桑原 つまり、私が今までそういうことあった人は面白くないちんちんってことになります。
石川 それって本当にフォルムの問題なのか、その人の他の部分に左右される、印象の問題なのかが気になります。
桑原 やっぱりフォルムの問題は結果でしかなくて、印象というか精神論なんでしょうね。だから、フリーバッグが自分のカフェでどの客ともやりたいくらいの勢いになってたりしますけど、あのスピード感は私にはないです(笑)。
石川 ありゃ、あたしにもないです。なので彼女はツワモノだなって思えるんです。ただ彼女って引きが弱いのか、クソな男ばっか当てるじゃないですか。
桑原 はいはい(笑)。
石川 それがもう切なくて。
桑原 アレは多分、焦るからですよね。
編集部 自分の価値が身体にしかないと思い込んでいる?
石川 そのあたりは劇中で当人もそう語ってますけど、性欲の強い女性を描く時のよくあるエクスキューズみたいな感じですよね。石川としては「はいはい」としかならない。
桑原 はいはい(笑)。
《狩っても狩っても満たされない女》
※ここからネタバレあります。
編集部 クソといえば、親友の彼氏と関係を持つって理解の範疇ですか?
石川 親友の旦那だとしても理解の範疇内です。クソだとは思うけど。
編集部 おお!
石川 あー、でも、親友の定義にもよるな。本当に大事な友達の相手ならやんないかも。天秤にはかけるけど。

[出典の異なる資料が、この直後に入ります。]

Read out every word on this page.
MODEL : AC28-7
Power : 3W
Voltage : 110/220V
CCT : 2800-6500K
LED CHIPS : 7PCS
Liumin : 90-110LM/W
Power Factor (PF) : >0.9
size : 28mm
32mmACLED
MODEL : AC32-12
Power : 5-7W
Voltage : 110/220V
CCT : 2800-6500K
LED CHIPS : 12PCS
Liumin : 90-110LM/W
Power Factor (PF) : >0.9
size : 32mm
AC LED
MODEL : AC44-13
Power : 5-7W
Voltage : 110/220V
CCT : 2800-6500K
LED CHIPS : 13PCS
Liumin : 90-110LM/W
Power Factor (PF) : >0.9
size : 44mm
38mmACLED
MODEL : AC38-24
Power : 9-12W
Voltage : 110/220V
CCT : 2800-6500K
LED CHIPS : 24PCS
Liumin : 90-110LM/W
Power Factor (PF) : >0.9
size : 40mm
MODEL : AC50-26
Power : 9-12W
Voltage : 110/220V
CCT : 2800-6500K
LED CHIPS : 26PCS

桑原 結婚してる人とか友達の恋人とか、いわゆるタブーな相手でも「この人には自分の魅力が通用するかしらん?」みたいなノリで、自分の価値を試すみたいな心理があるというのは、わからんでもないです。
石川 あ、それ、逆にわかんない。あとフリーバッグの親友のブー(ジェニー・レインズフォード)の場合は、あの彼氏とはまだ付き合い始めっぽかったから許容範囲。なので、そこはちょっぴりクソくらいの評価でいいかなと思ってました。ちょっぴりのクソのせいで悲劇が起きたという印象。あんなクソ、全然ちょっぴりなのに……。
編集部 こえぇ!
桑原 さっき自分の身体にしか価値がないって話がありましたけど、ブーの彼氏を寝取ったときのフリーバッグは、単純な性欲だけでなく、そういう自分の価値みたいな物を試したい感覚があったんじゃないかなと思ったんですね。いわゆる狩猟本能なんだけれども「こいつ釣れるかな? 釣れたー!」みたいな。
編集部 なるほど。
石川 狩猟本能の割には、釣りやすそうな男に行ってるな、ってイメージで……って、ああ、そうか、だから結局、狩っても狩っても満たされない的なことなのか。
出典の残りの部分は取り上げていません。